Chapter Contents

The Nature of Preferences

Reinforcement learning from human feedback, also referred to as reinforcement learning from human preferences in early literature, emerged to optimize machine learning models in domains where specifically designing a reward function is hard. Consider an example: how do you decide which of these two poems is better (Context: On February 26th, 2025, I asked both Claude 3.7 Sonnet and ChatGPT with GPT-4o to “Write me a short poem about an optimistic goldfish.”):

Example 1:

The Optimistic Goldfish

A little goldfish, bright and bold, Swam in circles, dreams untold. Though the bowl was small and round, Endless wonders still abound.

“The world is vast,” she’d always say, “I’ll find new joys in every day!” With every ripple, every gleam, She’d chase the sunlight, chase a dream.

No walls could dim her hopeful view, For in her heart, the ocean grew. And though she swam in just one place, She met each day with love and grace.

Example 2:

The Optimistic Goldfish

In a bowl of curved glass, Swims a goldfish, bright and bold. Three seconds of memory, they say, Yet each circuit feels brand new and gold.
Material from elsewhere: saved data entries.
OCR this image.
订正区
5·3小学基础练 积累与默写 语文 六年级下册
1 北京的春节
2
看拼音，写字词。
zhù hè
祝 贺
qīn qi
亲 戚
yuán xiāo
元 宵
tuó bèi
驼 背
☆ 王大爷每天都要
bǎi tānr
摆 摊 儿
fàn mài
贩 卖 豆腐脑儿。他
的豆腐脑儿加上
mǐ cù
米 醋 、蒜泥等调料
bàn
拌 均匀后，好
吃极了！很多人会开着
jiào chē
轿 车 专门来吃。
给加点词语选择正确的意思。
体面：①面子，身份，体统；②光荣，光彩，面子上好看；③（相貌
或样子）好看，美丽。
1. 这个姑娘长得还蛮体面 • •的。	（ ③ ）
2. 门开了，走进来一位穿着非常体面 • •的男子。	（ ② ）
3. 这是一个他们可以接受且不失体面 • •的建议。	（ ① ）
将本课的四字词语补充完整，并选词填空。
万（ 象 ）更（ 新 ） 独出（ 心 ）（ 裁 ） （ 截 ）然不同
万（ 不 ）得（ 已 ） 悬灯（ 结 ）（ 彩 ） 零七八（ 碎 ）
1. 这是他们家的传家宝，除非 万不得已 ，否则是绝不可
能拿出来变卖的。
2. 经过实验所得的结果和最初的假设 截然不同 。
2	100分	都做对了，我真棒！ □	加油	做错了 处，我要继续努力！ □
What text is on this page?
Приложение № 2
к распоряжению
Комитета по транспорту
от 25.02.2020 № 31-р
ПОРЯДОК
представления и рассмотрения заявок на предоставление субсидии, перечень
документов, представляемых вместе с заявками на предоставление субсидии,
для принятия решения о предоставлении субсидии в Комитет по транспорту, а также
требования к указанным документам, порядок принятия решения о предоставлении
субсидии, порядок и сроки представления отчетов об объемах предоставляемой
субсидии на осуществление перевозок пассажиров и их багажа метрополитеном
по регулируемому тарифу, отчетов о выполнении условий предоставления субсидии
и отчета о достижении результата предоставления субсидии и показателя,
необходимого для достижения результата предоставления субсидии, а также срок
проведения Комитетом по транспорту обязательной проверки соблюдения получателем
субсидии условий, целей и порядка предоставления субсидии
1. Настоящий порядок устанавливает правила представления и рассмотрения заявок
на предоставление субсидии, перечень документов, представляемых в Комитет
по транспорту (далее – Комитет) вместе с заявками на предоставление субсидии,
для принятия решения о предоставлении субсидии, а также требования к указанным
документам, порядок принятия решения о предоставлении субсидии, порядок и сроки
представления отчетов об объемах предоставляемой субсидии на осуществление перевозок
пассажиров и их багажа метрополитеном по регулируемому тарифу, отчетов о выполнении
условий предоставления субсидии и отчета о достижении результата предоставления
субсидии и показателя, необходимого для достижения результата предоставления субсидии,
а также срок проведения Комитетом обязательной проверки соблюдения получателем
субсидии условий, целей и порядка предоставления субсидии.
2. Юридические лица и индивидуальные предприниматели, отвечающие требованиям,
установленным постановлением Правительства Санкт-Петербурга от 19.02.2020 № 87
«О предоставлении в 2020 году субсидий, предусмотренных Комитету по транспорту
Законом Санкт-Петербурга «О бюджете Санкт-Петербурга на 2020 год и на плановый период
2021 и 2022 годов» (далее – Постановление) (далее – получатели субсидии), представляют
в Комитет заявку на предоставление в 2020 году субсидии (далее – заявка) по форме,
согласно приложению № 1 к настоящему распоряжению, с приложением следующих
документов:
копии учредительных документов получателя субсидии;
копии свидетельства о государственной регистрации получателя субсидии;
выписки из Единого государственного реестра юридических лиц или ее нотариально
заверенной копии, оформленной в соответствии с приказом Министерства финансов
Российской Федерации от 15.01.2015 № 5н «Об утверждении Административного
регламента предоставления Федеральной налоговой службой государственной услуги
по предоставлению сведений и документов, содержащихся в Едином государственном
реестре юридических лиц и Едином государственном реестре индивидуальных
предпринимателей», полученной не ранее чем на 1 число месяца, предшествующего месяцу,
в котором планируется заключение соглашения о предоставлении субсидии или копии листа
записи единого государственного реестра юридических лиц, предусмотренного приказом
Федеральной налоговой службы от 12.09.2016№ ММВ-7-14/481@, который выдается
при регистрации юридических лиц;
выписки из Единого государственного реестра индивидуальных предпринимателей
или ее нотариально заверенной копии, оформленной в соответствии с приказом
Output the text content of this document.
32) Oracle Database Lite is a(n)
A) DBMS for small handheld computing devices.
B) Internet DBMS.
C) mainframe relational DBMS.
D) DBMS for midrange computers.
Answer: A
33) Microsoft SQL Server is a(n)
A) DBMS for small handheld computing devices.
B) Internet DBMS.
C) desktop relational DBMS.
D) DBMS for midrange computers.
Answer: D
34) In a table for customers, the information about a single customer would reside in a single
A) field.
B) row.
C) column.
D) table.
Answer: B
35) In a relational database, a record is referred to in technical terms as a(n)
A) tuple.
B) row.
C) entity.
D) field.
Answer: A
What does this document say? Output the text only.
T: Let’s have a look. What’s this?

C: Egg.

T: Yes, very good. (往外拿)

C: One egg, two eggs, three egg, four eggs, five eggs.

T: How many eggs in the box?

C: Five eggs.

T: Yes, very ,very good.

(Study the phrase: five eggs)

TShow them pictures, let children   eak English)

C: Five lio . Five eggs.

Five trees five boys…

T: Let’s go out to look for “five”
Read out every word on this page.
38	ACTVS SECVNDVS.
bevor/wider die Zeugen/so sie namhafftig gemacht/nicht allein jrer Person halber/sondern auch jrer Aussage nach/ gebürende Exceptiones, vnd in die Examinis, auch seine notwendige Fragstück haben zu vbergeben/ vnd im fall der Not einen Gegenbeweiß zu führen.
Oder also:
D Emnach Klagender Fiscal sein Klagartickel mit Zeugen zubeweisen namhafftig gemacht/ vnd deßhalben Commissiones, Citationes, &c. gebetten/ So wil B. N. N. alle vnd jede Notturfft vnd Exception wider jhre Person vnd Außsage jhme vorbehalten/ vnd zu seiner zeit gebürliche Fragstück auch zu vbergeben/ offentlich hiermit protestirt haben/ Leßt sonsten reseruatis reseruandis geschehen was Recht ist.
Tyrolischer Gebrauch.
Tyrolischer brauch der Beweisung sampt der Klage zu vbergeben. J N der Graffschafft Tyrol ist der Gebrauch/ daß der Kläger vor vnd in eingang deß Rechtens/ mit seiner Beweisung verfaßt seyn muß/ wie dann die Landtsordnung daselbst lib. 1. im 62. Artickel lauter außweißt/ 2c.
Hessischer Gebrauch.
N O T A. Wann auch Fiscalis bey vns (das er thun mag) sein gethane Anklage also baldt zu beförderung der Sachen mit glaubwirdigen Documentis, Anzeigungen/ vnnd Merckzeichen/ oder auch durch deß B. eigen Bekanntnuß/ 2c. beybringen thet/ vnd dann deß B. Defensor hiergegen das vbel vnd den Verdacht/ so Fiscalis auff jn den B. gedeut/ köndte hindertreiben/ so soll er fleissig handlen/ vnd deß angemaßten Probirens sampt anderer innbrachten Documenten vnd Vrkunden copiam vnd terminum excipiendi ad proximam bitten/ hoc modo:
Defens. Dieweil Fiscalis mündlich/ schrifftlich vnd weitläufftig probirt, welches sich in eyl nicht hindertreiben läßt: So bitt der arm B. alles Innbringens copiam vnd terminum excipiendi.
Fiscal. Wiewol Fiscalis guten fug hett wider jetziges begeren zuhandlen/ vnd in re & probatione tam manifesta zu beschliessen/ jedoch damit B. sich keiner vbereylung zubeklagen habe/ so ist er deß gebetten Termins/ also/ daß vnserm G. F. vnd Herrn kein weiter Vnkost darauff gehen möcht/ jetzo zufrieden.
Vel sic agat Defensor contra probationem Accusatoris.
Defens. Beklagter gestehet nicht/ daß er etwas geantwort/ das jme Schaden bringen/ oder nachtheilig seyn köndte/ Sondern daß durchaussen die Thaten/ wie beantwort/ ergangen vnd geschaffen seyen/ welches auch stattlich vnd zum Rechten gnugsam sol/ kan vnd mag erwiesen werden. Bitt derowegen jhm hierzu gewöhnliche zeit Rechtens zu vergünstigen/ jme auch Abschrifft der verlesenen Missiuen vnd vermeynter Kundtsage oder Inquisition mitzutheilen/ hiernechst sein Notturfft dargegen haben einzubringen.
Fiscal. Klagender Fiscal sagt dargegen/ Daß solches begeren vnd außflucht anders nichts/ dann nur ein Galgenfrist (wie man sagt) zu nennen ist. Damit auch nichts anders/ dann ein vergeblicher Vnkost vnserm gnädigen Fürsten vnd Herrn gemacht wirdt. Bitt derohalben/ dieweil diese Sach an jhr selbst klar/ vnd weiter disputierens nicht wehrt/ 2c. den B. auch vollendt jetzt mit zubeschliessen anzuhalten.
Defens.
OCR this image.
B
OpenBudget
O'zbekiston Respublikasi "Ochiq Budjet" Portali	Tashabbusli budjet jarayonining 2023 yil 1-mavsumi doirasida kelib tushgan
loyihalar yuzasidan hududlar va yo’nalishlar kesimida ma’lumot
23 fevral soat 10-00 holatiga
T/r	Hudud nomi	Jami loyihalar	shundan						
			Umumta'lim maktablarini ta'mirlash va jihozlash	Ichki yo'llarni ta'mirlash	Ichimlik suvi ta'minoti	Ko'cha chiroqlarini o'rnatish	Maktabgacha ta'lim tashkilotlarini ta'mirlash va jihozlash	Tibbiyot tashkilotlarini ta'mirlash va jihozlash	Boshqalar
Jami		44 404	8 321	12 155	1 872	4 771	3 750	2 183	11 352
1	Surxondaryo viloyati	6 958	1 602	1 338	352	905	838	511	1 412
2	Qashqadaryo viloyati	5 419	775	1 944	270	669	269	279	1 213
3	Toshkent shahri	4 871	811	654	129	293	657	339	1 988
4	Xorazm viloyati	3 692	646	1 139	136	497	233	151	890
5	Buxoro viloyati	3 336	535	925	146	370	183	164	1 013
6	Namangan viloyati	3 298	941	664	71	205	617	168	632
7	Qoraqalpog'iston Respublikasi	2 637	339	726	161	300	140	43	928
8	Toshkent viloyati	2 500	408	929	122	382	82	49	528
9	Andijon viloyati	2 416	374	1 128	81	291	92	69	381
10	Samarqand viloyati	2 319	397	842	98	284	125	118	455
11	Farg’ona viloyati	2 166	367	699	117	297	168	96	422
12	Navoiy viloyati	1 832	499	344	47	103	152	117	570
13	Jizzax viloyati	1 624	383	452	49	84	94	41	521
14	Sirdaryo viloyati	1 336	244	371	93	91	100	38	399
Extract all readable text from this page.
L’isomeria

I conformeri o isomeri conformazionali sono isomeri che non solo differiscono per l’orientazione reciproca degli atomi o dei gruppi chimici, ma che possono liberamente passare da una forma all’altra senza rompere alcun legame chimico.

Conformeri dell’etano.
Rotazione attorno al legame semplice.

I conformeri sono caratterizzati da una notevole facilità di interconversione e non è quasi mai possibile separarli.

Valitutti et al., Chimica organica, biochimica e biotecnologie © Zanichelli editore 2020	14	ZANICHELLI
“Today might bring fresh flakes, Or perhaps a castle tall. The water seems especially clear— What adventure awaits beyond this wall?”

Round and round with gleaming scales, Forever finding joy anew. Each moment fresh, each circle bright, The optimist in golden hue.

Which is better? Which came from which model? How would you tell? Particularly, compare this to a question like “Who is the president of the United States?” There is a clear right and wrong answer. The motivation for using humans as the reward signals is to obtain an indirect metric for the target reward and align the downstream model to human preferences. In practice, the implementation is challenging and there is a substantial grey area to interpret the best practices.

The use of human-labeled feedback data integrates the history of many fields. Using human data alone is a well-studied problem, but in the context of RLHF it is used at the intersection of multiple long-standing fields of study [1].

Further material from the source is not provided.